Dunn had alleged intentional interference with contract. But JAMS arbitrator Edward Infante, in a decision released on Monday, found the evidence was lacking, Law360 (sub. req.) reports.
Dunn had alleged in a 2014 lawsuit that he was fired for exposing “egregious improprieties,” including allegations that the bar’s chief trial counsel had concealed the true backlog of disciplinary cases.

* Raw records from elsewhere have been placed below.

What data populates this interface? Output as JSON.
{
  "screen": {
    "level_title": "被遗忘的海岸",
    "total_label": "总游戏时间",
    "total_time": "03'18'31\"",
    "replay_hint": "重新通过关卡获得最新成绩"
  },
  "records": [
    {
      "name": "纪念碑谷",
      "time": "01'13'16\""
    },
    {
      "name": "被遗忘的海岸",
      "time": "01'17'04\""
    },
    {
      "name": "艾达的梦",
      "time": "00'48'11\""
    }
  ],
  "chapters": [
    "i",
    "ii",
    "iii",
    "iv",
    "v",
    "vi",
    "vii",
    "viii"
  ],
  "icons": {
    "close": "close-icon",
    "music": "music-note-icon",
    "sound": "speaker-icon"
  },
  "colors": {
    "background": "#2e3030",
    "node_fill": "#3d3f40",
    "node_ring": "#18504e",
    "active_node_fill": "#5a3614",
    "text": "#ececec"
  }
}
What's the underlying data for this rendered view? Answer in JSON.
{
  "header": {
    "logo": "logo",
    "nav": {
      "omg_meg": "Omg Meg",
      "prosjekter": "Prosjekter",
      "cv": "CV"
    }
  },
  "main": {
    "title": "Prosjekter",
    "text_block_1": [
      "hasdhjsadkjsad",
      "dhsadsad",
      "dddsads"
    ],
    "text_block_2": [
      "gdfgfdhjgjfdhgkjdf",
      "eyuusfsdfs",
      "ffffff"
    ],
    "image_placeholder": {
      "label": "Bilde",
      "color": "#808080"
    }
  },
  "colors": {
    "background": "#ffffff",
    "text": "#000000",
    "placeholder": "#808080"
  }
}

Dunn also alleged that Holden had told several people he wanted “to do something about Dunn” and that Holden’s actions were “part of an effort to usurp executive authority in the state bar.”
The dispute went to arbitration after a judge found it was required by Dunn’s employment agreement.
Infante said Dunn didn’t provide sufficient evidence that Holden acted intentionally to interfere with Dunn’s employment, or that Holden stood to reap a tangible benefit from Dunn’s firing. Nor was there evidence that Holden’s actions caused Dunn’s firing, the arbitrator said.
Holden is a partner at Lewis Brisbois Bisgaard & Smith.
Some of Dunn’s claims against the state bar are still pending, including a claim that the bar fired him in retaliation for being a whistleblower. An arbitrator tossed other claims against the state bar last summer.